I'm definitely suffering from Stockholm syndrome.

KronisLV · on Oct 30, 2021

> Compare to Azure: most incidents never see the status page.

That sounds like a conscious decision on their part. Everyone always talks about disclosure being the best policy, but at the same time there's plenty who believe that not informing anyone about an outage or even a breach is the correct thing to do, since then they'll probably get into less trouble themselves, or at least will create the illusion of not having as many outages as "those other guys".

After all, informing everyone about an outage that will noticeably affect only some probably has a larger impact on the company's reputation than having it be dragged through mud in smaller communities for its dishonesty. Then again, with many of the larger services, it's not like you have much of a choice of using or not using it - you just get a corporate policy passed down upon you and that's that.

Thus, sweeping problems under the rug and pretending that they don't exist is a dishonest, yet valid way of handling outages, breaches and so on. Personally, i'd avoid any service that does that, though it's not like that's being done just because of incompetence.

deathanatos · on Oct 30, 2021

> That sounds like a conscious decision on their part.

It is; I've been told by their support that they don't want to cause alarm.

I think it's a bad way to run a PaaS, though. If I'm looking at your status page, it is because I suspect an outage and am trying to confirm it. Very willing to give some leeway to fix problems (an SLA — and Azure could do better here too — exists to establish what that allowable leeway is) I just need to know "is it me, or not?" and it's nicer to just get the answer when it's not me. As it is, I have to jump through a support hoop to get at "I think you are having an outage" and even then, it's typically multiple cycles before support seems to query engineering (and — that's another problem: support doesn't just know that there is an outstanding issue…) and gets to the bottom of it.

It needs to be easy for a customer, experiencing an issue with a service, to drive resolution of that problem. I can forgive small service outages, but it's this lack of any ability to get resolution or closure or some "yeah, we had a failure, here's what we're doing to prevent it going forward" that is the real problem.

Sadly, there is only so much choice I have in the matter of which cloud provider we're using…

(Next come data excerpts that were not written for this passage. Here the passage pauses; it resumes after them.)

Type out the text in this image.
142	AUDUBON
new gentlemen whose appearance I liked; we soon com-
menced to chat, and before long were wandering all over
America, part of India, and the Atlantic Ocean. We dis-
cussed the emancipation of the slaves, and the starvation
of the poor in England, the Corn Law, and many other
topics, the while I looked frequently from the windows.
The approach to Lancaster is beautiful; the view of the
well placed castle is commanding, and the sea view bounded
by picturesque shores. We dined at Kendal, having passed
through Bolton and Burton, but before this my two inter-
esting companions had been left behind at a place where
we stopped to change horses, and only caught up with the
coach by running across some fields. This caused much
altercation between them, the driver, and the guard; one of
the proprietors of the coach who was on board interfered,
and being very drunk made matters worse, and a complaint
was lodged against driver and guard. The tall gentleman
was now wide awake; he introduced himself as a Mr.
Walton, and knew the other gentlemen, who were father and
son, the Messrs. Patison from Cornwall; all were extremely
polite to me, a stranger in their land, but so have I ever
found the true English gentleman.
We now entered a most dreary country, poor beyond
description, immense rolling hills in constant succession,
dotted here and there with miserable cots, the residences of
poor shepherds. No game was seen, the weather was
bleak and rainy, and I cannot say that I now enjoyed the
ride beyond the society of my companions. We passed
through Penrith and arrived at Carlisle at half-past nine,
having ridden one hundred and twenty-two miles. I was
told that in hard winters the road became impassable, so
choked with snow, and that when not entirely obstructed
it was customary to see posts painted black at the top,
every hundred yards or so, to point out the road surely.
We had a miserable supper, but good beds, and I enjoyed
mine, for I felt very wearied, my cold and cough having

zinekeller · on Oct 30, 2021

Compare to Azure

I'll honestly change that to all major cloud providers - AWS has some small hiccups and then that were never recorded, and Google Workspace describes "a problem to a subset of users" when it clearly worldwide.

aliswe · on Oct 30, 2021

a kids game yes, but worth 50B

stingraycharles · on Oct 29, 2021

Seems to me that a routing / networking issue would have been resolved by now, and application bug would have been rolled back.

If I were to speculate, I would say that it must have something to do with databases / storage. Something must have gone wrong and broke some database, and it’s difficult to restore.

intunderflow · on Oct 29, 2021

They had an incident in the past where they returned nil for all get operations to their database, that caused some chaos at the time so it's not unprecedented: https://devforum.roblox.com/t/update-datastores-incident-dat...

polack · on Oct 29, 2021

I agree that DB is the prime suspect here. They said the problem was identified over 24h ago, cant imagine it being something other than a data issue that takes that long to resolve.